The problems with the Pennsylvania State Educators Retirement System (PSERS) are pretty dire, and the solutions on the table are unjust and inequitable to everybody.
PSERS is facing a shortfall and the only solutions are to scale it back or increase taxes. Let’s take a look at the solutions, why they are all bad for everybody involved, and how this whole thing happened in the first place.
Scaling it back further diminishes the already minimal value placed on the teaching profession and isn’t fair to the teachers who have dutifully paid into the system. Pensions make teaching attractive. All teachers in PA are required to get a master’s degree within five years of being hired, or they lose their jobs. Many districts make teachers pay for this out of their own pockets. This means teachers must pay in order to keep their jobs. After the five years, the credit-hours teachers have gotten resets to zero, and teachers must, again, get a master’s or master’s equivalent in five years, or again face the threat of losing their job. The second time around is easier, because you can take cheaper courses offered by Intermediate Units, but this, again, takes time and costs money. Teachers often, in a few short years, acquire as much schooling as a lawyer but make a tenth of what a lawyer makes.
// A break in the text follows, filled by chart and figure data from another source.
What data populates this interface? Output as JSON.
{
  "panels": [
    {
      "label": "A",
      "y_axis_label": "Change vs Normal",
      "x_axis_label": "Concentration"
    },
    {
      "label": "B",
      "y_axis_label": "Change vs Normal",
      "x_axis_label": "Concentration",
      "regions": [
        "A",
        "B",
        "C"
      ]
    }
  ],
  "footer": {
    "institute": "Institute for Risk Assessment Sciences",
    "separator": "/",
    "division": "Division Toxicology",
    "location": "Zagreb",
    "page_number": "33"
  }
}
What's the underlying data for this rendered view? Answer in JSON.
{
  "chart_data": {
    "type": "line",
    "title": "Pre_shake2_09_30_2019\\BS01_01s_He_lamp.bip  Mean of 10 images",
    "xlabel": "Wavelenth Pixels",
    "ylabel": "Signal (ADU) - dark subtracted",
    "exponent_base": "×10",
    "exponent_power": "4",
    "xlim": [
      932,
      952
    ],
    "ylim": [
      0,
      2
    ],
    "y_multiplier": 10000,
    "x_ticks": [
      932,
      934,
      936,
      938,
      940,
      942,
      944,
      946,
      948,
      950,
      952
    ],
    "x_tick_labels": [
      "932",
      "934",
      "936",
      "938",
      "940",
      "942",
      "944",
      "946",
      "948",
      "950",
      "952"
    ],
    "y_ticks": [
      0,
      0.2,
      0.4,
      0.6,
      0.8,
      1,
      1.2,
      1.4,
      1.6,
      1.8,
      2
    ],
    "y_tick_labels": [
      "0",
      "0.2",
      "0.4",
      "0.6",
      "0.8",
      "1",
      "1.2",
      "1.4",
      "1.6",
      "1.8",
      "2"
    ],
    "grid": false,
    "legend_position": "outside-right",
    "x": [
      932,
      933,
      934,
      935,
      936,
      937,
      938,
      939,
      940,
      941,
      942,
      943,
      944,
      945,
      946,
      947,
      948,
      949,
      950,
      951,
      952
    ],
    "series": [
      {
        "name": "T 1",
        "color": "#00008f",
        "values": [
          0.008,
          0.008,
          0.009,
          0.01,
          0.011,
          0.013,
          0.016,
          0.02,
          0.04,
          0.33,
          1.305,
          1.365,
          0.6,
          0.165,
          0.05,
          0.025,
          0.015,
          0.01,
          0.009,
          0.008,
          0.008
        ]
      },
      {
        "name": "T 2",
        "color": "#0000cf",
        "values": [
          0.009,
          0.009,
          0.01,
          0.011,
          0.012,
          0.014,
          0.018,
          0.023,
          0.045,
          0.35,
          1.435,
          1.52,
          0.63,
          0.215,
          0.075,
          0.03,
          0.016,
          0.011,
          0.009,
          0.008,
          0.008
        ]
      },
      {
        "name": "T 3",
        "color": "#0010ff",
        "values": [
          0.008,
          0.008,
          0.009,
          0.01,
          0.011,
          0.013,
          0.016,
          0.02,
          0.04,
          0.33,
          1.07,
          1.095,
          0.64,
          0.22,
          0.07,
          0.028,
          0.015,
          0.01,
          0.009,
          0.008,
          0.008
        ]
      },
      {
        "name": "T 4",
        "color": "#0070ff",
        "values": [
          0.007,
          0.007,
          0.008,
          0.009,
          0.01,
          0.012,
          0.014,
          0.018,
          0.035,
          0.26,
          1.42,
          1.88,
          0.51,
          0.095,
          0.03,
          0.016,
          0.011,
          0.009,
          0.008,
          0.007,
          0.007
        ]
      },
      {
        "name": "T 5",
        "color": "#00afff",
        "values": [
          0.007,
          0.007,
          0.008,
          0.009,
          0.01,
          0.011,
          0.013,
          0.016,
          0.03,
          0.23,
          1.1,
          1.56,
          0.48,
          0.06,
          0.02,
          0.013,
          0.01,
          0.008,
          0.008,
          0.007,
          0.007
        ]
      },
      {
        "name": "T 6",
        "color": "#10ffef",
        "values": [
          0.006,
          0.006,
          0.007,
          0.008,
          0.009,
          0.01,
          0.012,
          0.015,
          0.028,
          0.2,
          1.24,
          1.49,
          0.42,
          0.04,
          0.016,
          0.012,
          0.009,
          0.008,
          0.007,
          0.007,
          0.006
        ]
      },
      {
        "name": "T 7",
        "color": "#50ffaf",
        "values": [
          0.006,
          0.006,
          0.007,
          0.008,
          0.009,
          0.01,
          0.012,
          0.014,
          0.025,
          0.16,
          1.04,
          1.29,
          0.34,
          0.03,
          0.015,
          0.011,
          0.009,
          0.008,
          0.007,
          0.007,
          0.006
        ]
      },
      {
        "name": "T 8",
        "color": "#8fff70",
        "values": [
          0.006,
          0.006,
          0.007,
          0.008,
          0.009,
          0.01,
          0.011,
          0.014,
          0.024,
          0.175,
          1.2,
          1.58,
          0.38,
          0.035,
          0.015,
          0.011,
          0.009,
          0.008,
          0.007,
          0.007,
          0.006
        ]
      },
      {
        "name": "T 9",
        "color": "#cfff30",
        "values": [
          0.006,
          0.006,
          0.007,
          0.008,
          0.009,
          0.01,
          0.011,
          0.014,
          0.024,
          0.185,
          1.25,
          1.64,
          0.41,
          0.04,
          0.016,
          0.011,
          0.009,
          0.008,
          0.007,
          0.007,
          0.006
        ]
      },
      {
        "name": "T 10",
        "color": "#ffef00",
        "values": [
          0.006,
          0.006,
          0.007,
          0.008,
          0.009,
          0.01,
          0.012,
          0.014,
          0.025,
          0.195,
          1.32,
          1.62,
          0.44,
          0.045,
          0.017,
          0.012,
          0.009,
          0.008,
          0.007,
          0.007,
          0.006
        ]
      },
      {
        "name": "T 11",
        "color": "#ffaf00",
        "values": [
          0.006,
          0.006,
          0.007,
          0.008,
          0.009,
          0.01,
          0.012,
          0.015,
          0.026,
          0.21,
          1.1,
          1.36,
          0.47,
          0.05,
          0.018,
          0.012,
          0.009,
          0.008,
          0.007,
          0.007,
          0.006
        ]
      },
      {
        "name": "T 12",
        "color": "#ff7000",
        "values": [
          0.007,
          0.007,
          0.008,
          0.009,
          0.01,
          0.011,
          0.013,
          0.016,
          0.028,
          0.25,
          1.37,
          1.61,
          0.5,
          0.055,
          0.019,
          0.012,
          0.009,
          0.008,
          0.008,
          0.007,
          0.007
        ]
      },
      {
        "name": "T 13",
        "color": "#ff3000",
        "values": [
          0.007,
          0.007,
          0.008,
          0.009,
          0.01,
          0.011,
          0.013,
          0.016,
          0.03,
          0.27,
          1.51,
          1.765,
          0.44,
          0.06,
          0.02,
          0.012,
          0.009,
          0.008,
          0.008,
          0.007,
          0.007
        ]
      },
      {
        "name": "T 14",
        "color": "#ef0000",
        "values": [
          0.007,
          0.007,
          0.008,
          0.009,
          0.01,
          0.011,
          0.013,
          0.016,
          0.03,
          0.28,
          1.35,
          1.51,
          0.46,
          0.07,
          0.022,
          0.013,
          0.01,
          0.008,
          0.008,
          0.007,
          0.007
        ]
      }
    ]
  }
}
Yes, yes, “then why don’t teachers just become a lawyers”. Is it so wrong to want to pass on knowledge to youth? To share a passion for a subject? Maybe it isn’t wrong, but it isn’t valued the way it should be. Teachers deserve their pensions, it’s one of the few bright spots in an expensive, time-consuming, underpaid profession. (Note to Readers: Feel free to throw your “summers off” arguments at me, I’m ready to counter.)
An alternate solution proposed is to sell out new teachers and reduce their pension benefits and/or change their plans to something resembling a 401K, bringing it in line with the private sector. Firstly, the private sector isn’t a model of equity for workers. Just because the private sector tries to maximize profit by providing minuscule benefits does not mean everybody should have their benefits reduced. The government doesn’t have the profit motive, so private sector comparisons never make any sense to me. Selling out young teachers is offensive.
Sacrifice the future to secure entrenched workers? Not right.
The other side of this, raising taxes, isn’t fair to taxpayers at all. They did not cause this problem, why should they pay? That’s pretty straightforward.
So let’s look at why we are in this problem.
The cost of pensions is shared by districts, the state, and teachers. A district and teacher will pay a percentage, then the state reimburses the district half of what it paid. This keeps the system fully funded. Simple enough.
Except that Governor Ridge instituted a program, effective 2001 and lasting until 2002, whereby districts did not have to contribute a dime to the pension system, and then in 2003 their contributions were very low.
Meanwhile, teachers kept on paying, but without the contributions by districts (and subsequent state money), the pension fund slowly but surely diminished. Over the years, the effect of this “contribution holiday” compounded, because the money was never made up. It needs to be made up for now, though, and it doesn’t look pretty.
Then the economic crisis hit, hitting the pension hard, increasing the shortfall and the inevitable cost of fixing it.
While this likely makes the Commonwealth Foundation jump up and down with glee, the effect, which Ridge had to be aware of, was that the pension fund would hit a crisis. People do not want to pay more taxes, especially not when it is to fund the retirement of teachers who get their summers off, those jerks. Conservative anti-unionists know this. So, there you have it, a crisis with two solutions: tax people, or destroy the pension. What do you think will be more politically popular? What do you think will be easier?
Yet another vestige of worker security gets destroyed. Yet another nail in the middle class coffin. Yet another success in the fight to destroy unions. The most clever part of this, as Jack London pointed out many, many years ago in the Iron Heel, is that the middle class taxpayers will be fully behind this. The best way for conservatives to fight is to divide and conquer. The middle class has been divided against itself for a long time, and we’ve been getting conquered bit by bit for years.
The saddest part of this is that there is no good solution to PSERS. Everyone will lose.